I hate this mentality. It isn't that anyone should advocate everyone be poor or addicts, but that this mentality leads to society doing the worst possible thing to those with theses issues and causes us to do the most expensive things that yield the least results. It creates the very things like a caste system like India has. It enables poverty and demonizes those with issues. Then we put non violent people in violent prisons which causes them to be dumped out even worse off than when they went in.
It also causes people who really want help to be paranoid to the degree they don't ask for it. It is irresponsible to demonize those with problems. Instead we should be addressing the totality of economic issues that lead people to end up in those positions. "Fuck you I got mine" doesn't help society.
The best charity humans can give is investment, especially in better worker pay, and ditching the idea that it is the worker's job simply to drive their health into the ground not having a life outside work.
My mentality is that spending money on prostitutes, not sticking to your job then going home and getting more freebies doesn't teach people responsibility.
I'm not saying he was wrong to go back to his father, I'm saying no lesson was learned here.
So far the only experience this son has is how to buy the services of a prostitute with money he sponged off his father, followed by a job he didn't stick to, followed by running back home to daddy for a free meal.
His other son might have learned the value of hard work, but instead now all he's learned from his father is that he can also most likely go out and squander money on hookers with no consequences.

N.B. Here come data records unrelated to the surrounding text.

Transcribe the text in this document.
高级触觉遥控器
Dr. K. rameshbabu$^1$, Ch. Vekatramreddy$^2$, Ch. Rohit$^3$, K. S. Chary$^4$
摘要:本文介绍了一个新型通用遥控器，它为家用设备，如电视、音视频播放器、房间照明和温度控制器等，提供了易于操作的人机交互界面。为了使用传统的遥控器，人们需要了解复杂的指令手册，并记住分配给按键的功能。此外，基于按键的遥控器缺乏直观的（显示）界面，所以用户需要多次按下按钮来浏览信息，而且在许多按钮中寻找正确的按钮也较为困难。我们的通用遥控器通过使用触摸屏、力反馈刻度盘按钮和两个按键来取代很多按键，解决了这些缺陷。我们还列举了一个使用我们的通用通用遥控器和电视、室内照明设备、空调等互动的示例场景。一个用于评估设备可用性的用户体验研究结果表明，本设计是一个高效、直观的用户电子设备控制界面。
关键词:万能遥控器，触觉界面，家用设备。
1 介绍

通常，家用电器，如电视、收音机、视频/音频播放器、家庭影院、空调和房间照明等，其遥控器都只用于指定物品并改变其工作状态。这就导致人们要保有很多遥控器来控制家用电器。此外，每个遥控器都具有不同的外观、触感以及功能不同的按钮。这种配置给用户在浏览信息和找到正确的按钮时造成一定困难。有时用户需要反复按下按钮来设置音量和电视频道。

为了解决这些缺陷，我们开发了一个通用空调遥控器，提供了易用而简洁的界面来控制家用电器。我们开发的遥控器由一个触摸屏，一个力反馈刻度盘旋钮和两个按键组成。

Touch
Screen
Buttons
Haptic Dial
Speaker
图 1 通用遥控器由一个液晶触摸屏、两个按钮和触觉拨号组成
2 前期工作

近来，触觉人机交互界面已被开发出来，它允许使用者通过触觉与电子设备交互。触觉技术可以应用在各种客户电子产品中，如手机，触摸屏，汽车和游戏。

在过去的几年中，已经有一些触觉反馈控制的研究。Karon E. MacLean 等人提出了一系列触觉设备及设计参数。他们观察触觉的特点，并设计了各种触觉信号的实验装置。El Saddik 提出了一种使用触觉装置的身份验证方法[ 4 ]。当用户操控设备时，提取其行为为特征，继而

Actually just let me clarify and correct one point. I shouldn't say he definitely hasn't learned any responsibility, maybe something happened along the way of this story that has changed his attitude, but there's nothing apparent there to be learned from.
Are you ready for the fire? We are firemen. WE ARE FIREMEN! The heat doesn’t bother us. We live in the heat. We train in the heat. It tells us that we’re ready, we’re at home, we’re where we’re supposed to be. Flames don’t intimidate us. What do we do? We control the flame. We control them. We move the flames where we want to. And then we extinguish them.
Impersonation is treason.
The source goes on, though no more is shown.